Photographers take plenty of bad photographs. We always have. I am amused now when someone comes across what they think is a treasure trove of never-before-seen old negatives or plates from a long-dead photographer and they decide to publish them. Rarely does one stop to think that perhaps there is a damned good reason why the photos weren’t seen before. Some were full of errors. Some were intended as nothing more than practice. Others were perhaps embarrassing or revealed something the photographer had no intention of ever making public. Yet, now they’re out in the open, quite possibly in violation of the photographer’s wishes.
I remember meeting a young Playboy Playmate, fresh off her gatefold shoot in Chicago. While gushing about how wonderful the experience was, she expressed disappointment that, prior to taking the shots that would eventually appear in the magazine, photographer Arny Freytag had taken several Polaroid shots that littered the studio floor. After the shoot, she went to pick up one of the Polaroids as a memento and was immediately, and severely reprimanded.

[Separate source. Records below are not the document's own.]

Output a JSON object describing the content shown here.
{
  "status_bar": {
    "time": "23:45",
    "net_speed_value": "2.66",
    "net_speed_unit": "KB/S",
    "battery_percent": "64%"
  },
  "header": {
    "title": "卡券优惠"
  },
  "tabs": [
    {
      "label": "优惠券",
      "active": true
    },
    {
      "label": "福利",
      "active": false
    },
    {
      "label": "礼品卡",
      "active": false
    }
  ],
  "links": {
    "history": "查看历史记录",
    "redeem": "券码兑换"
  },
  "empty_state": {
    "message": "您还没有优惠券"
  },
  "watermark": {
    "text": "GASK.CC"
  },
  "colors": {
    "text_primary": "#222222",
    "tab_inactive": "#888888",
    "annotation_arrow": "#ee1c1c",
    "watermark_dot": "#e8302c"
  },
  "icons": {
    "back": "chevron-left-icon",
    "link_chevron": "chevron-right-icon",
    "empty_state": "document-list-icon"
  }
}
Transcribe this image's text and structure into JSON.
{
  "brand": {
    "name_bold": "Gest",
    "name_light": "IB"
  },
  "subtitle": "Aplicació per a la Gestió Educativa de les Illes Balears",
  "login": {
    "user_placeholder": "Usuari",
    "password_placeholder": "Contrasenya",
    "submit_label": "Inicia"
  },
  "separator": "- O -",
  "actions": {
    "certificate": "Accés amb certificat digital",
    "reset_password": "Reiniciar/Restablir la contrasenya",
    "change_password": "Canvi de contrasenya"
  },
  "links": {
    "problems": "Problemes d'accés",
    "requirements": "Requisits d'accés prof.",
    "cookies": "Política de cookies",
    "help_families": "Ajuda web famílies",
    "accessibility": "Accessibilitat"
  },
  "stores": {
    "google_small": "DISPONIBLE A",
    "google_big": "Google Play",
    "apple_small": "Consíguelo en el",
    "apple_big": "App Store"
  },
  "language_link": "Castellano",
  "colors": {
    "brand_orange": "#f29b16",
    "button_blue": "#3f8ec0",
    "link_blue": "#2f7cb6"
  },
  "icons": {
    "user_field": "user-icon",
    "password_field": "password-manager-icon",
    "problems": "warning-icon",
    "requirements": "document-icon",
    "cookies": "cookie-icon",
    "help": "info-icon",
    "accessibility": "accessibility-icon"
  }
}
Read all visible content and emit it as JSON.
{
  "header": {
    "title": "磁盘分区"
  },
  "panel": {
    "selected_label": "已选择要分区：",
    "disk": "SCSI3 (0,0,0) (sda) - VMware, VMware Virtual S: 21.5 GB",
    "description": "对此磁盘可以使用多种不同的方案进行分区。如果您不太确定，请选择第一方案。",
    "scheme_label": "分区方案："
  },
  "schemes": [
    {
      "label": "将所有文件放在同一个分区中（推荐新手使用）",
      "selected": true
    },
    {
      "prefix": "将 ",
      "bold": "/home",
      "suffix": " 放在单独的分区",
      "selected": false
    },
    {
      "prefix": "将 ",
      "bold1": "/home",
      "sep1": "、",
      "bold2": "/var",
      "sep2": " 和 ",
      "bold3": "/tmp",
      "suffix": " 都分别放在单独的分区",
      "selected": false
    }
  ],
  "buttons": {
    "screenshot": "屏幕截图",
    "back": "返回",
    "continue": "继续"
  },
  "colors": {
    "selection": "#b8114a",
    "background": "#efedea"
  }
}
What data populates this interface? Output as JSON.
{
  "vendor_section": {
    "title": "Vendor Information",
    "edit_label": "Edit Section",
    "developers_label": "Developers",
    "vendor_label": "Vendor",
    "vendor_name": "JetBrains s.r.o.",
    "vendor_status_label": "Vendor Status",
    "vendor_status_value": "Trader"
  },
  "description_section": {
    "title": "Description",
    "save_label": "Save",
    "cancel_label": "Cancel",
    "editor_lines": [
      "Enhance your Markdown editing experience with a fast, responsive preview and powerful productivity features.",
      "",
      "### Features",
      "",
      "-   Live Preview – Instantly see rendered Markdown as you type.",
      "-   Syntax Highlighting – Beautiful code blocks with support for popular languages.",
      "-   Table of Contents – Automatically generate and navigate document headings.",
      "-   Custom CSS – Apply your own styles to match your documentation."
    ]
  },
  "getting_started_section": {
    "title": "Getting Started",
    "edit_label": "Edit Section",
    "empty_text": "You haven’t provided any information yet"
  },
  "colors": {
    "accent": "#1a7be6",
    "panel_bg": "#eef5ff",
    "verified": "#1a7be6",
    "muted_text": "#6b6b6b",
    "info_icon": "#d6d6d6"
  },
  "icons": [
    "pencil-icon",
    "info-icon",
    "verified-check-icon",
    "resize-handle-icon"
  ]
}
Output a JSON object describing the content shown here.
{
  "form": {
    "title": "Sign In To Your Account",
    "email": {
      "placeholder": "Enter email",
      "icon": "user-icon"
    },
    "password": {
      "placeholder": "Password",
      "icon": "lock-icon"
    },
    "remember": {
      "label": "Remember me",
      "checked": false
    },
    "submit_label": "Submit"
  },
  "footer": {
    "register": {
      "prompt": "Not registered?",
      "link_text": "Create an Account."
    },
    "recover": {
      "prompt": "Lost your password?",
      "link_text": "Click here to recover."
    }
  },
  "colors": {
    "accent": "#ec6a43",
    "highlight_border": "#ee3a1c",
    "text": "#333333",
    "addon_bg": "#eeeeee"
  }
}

Those Polaroids, she was told, were the property of the Playboy Corporation and no, she could not have one. Playboy and every other successful magazine and ad agency have long understood what many have not: Losing control of the bad photographs makes the good ones worthless.
What happened was that a young photographer would drop 500 or so frames on a shoot, which could take a couple of hours or more. The model, frustrated and only getting a handful of shots she didn’t like, would ask the photographer if she could have a disk with all the unedited shots. Foolishly, the photographer would comply, the model would put really horrible edits of really ridiculous photos on her MySpace page or blog, and war would ensue between model and photographer over who had the right to publish what.
As we go through this week of pictures that were missed, we’re going to see some photos such as this one where one might be tempted to think, “How could you have missed that one?” When we do, we need to remember that not every frame snapped deserves to be published. There are endless reasons for not including a picture, from its inability to meet product or client requirements to changes in desired color or the wrong hair being out of place.
Prior to digital media, second chances like this rarely existed for a photograph. What wasn’t immediately used was typically burned to prevent an unapproved image from making it to publication. Photographers do well to guard their unpublished work so as to protect their reputations.
Yet, every once in a while, we save one like this that is just too good to throw away. The issue that kept it from being considered the first time make it all the more attractive now. I certainly don’t regret saving this one. Enjoy it, there won’t be more.